Il governo ha ripreso la sua attività, dopo la breve pausa estiva, incontrando i rappresentanti del mondo delle imprese e i sindacati in vista della approvazione di nuovi provvedimenti per lo sviluppo.
È una novità positiva, perché stiamo attraversando una crisi profonda che incide sulla vita quotidiana di milioni di lavoratori e sull’attività delle imprese. Ne usciremo solo se faremo squadra. Bene ha fatto il presidente del Consiglio Monti a correggere la rotta perché non è vero che la concertazione è in sé sbagliata: va valutata nel merito.
Un esempio virtuoso di concertazione è l’accordo che nel 1993 il presidente del Consiglio Carlo Azeglio Ciampi – anche allora si trattava di un governo “tecnico” – raggiunse con le parti sociali. Si trattava di una intesa innovativa, che aiutò l’Italia in una fase molto delicata. I tempi sono cambiati, anche i contenuti su cui concentrasi oggi sono diversi, ma il criterio deve essere lo stesso: serve il contributo di tutti, il governo deve agire anche sulla base delle istanze segnalate da chi ogni giorno affronta le sfide dell’economia e del lavoro.
In Germania questo metodo funziona ed è tra gli ingredienti del buon andamento della prima economia europea. In quel paese la applicano, quando governano, sia i democristiani e i liberali  sia i socialdemocratici e i verdi.

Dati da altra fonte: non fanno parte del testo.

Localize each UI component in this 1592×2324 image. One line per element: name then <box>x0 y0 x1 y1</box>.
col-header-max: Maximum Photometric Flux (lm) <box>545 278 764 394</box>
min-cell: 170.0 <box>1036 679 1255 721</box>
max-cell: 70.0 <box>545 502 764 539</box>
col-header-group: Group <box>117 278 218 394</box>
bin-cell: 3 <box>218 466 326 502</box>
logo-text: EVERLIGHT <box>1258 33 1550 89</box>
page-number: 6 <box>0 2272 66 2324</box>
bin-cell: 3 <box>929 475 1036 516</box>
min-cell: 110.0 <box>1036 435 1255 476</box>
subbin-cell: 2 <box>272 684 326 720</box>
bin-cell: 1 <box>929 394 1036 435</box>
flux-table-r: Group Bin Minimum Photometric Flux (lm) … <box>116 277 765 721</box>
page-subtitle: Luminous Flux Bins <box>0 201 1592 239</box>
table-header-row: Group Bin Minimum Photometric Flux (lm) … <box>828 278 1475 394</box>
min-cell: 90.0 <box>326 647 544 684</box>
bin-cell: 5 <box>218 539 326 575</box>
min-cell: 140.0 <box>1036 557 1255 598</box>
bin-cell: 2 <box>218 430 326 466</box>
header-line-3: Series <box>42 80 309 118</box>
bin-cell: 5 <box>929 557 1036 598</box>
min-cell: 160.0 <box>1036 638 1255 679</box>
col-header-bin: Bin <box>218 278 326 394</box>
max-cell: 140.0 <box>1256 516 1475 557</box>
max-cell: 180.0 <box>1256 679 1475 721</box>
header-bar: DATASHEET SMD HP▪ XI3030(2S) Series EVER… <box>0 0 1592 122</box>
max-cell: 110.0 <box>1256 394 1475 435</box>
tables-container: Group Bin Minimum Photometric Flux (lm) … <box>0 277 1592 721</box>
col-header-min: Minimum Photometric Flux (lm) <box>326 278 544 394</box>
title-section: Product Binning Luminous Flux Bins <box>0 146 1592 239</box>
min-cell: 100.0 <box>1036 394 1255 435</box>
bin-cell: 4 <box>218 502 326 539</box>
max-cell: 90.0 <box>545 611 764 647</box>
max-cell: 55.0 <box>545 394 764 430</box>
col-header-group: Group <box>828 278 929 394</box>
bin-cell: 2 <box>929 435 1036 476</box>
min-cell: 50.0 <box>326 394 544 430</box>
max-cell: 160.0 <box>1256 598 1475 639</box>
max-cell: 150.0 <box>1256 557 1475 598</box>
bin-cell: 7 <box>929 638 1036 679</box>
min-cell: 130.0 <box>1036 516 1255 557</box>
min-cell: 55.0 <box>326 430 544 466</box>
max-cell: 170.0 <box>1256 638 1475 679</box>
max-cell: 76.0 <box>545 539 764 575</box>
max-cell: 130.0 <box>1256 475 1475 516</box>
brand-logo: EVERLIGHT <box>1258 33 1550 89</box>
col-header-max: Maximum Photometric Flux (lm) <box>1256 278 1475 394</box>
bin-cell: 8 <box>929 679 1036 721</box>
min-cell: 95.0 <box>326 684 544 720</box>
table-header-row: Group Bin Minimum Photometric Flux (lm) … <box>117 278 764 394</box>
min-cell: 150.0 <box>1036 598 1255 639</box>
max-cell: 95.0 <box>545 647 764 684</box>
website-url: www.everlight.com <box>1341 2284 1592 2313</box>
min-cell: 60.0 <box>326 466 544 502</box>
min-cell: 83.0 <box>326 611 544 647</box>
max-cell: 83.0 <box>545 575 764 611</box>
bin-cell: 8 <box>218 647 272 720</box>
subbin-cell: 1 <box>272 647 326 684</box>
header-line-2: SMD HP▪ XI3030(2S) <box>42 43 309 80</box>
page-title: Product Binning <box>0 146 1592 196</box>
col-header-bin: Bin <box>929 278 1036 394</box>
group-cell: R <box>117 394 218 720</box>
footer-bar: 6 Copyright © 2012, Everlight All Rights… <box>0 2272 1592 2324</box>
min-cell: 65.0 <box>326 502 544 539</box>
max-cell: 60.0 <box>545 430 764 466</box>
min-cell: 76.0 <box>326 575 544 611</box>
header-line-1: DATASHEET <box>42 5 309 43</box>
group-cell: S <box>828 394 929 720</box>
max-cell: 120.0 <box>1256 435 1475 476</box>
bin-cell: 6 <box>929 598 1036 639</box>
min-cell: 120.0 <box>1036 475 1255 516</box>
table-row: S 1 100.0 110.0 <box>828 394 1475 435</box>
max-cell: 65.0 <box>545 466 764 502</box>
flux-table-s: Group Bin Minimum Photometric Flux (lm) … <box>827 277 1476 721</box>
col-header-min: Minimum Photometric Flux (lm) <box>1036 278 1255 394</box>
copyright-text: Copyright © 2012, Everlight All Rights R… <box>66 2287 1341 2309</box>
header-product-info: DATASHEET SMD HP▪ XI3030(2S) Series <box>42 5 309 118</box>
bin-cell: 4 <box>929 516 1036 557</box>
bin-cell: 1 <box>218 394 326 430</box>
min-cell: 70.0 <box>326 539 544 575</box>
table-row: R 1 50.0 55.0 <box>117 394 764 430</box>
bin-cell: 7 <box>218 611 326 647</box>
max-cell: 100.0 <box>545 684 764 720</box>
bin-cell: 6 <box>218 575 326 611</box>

Nelle prossime settimane vedremo se a questi primi incontri farà seguito una vera concertazione o se si tratterà – come in passato ha tenuto a precisare il Presidente Monti – di una singola occasione di ascolto e esposizione dell’agenda di governo. Se così fosse, sarebbe un errore. La crisi continua ad essere grave, giungono segnali negativi da tutti gli indicatori relativi all’occupazione, al prodotto interno lordo, alla produzione industriale, al potere d’acquisto dei cittadini. La sofferenza del mondo del lavoro e le sue legittime aspettative, se non accolte e risolte, possono produrre tensioni ed essere usate da irresponsabili estremisti. Serve un ampio consenso sui prossimi provvedimenti per lo sviluppo. Ad esempio: le imprese e i sindacati chiedono che si riduca al più presto la pressione fiscale sul lavoro e si ripristini il credito d’imposta sulla ricerca e l’innovazione. Le risorse possono essere recuperate da una imposta stabile sui grandi patrimoni, dalla tassazione delle transazioni finanziarie e dal contrasto all’evasione fiscale.